Having specified that we want our function value instantiated to accept String arguments we are stuck with that choice forever after. Or, in other words, we have completely lost the polymorphism of the underlying method.

Returning to our example from the introduction — where we have an ordinary Scala List, if we take the above polymorphic method definition of singleton() we get an appearance of polymorphic function values,

scala> def singleton[T](t: T) = Set(t)
singleton: [T](t: T)Set[T]

// eta-expanded to Int => Set[Int]
scala> List(1, 2, 3) map singleton
res0: List[Set[Int]] = List(Set(1), Set(2), Set(3))

// eta-expanded to String => Set[String] 
scala> List("foo", "bar", "baz") map singleton
res1: List[Set[String]] = List(Set(foo), Set(bar), Set(baz))

This is because the polymorphic method is eta-expanded each time it’s used as an argument to map(), first with T instantiated as Int and then with it instantiated as String. But in both cases the resulting function value has a fixed argument type, ie. is monomorphic. And that’s just fine, because each particular List only has elements of one fixed type as well.

But now consider the HList case — here we have only one application of map(), hence we only have one opportunity for eta-expansion. This can only deliver one standard Scala function value, and that function value can be applied to arguments of just one fixed type. But we need more than one … Oops!

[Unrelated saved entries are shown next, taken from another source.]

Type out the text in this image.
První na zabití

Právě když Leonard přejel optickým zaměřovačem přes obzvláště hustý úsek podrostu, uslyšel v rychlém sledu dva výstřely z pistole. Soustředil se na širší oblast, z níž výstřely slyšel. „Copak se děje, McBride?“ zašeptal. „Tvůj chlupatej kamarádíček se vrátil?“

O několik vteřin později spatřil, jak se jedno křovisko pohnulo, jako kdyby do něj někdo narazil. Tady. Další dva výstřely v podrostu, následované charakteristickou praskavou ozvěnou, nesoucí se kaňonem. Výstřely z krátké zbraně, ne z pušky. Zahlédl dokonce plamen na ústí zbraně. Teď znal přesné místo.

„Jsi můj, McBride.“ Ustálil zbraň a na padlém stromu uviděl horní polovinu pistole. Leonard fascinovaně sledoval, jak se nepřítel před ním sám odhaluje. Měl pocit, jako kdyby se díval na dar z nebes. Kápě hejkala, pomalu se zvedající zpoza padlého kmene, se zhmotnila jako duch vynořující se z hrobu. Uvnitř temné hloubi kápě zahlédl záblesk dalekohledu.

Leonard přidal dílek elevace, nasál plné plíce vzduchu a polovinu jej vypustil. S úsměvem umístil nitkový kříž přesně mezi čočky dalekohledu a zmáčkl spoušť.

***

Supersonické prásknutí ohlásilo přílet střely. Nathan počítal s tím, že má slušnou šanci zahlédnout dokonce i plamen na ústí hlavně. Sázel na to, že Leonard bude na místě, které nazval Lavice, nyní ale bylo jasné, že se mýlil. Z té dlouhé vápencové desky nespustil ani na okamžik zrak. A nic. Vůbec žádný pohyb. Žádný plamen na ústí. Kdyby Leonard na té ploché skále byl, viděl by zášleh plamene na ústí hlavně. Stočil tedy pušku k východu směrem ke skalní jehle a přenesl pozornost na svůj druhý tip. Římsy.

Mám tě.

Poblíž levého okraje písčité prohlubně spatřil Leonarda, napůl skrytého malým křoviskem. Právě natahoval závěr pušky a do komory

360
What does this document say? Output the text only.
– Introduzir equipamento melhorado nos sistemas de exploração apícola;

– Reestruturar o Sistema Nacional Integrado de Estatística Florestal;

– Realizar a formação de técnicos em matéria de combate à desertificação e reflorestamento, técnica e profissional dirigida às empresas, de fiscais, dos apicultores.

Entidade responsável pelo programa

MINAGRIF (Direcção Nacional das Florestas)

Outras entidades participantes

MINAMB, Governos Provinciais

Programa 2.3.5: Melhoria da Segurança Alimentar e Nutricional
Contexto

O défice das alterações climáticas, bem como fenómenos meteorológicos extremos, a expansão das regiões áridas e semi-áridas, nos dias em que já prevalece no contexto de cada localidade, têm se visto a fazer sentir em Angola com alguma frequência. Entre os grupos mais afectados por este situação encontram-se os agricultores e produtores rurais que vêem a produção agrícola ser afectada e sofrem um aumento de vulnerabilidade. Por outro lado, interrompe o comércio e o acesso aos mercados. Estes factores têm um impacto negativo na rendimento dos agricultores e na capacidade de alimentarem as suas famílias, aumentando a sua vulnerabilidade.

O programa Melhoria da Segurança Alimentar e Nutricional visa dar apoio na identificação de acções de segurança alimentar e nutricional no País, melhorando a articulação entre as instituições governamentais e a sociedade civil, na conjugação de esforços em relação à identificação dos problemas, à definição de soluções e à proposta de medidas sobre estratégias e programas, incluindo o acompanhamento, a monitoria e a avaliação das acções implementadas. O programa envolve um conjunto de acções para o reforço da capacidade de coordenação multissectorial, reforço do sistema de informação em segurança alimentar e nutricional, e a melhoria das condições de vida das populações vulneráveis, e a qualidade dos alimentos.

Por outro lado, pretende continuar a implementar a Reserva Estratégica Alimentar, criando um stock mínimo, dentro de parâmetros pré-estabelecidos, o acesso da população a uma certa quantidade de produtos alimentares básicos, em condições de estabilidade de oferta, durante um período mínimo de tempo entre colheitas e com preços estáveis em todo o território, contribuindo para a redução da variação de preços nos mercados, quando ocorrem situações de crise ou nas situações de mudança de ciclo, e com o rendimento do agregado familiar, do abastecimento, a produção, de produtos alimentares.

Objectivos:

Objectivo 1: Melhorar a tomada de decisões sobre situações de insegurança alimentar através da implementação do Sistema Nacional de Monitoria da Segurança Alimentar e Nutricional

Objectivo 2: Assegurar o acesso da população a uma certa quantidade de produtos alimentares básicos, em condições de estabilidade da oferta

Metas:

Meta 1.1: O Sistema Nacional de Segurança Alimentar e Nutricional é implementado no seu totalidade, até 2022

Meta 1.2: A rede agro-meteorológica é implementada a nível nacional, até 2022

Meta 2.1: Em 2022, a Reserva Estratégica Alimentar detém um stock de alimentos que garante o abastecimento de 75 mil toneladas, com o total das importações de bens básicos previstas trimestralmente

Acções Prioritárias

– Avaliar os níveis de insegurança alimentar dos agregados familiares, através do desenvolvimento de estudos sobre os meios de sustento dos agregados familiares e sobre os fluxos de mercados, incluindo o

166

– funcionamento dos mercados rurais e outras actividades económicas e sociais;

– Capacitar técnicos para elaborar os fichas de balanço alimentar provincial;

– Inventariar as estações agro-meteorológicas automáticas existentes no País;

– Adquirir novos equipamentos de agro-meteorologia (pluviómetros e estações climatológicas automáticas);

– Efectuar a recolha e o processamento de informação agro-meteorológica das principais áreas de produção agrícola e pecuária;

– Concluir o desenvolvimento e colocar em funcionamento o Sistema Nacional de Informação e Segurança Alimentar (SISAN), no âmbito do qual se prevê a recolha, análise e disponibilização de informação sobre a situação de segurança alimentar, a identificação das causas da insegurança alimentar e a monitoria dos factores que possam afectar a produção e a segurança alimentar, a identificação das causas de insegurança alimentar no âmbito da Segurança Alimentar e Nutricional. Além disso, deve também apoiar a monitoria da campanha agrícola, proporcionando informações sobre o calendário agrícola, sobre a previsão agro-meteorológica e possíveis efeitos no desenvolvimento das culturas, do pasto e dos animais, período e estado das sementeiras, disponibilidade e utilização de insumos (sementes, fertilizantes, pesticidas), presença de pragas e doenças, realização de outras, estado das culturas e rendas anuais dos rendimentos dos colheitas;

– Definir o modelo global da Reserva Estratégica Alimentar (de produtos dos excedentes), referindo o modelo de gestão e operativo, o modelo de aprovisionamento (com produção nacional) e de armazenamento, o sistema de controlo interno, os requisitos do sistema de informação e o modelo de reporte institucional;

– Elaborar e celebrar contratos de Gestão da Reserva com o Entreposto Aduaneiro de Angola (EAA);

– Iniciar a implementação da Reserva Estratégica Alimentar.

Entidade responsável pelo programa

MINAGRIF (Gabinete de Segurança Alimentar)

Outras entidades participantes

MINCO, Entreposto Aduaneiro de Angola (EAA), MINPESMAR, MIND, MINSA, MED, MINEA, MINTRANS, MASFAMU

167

So here we have the crux of the problem — we can have first-class monomorphic function values and we can have second-class polymorphic methods, but we can’t have first-class polymorphic function values … at least we can’t with the standard Scala definitions. And yet it’s first-class polymorphic function values that we need to map over an HList … what to do?

In the next article in this series I’ll start explaining how we can get the best of both worlds …

Discussion

Heiko Seeberger (@hseeberger) – Sat, 28th Apr 2012, 10:39am GMT

Excellent introduction to Scala’s blend of OO and FP, one of the most important language features. Keep on the good work!

Antonio Jr. – Fri, 13th Jul 2012, 10:13pm GMT

Nice article. But maybe you can fix two listings,

val stringLengthFn = new Function1[String, List[String]] {
  def apply(v : String) : Int = Module.stringLength(v)
}

It should be Module.stringSingleton(v) and on,

scala> def singleton[T](t : T) = List(t)
singleton: [T](t: T)List[T]

scala> List(1, 2, 3) map singleton              // eta-expanded to Int => Set[Int]
res0: List[Set[Int]] = List(Set(1), Set(2), Set(3))

It should be,

def singleton[T](t : T) = Set(t)

or else,

res0: List[List[Int]] = List(List(1), List(2), List(3)).

Miles Sabin (@milessabin) – Sat, 14th Jul 2012, 12:53pm GMT

@Antonio Good catch … thanks for letting me know.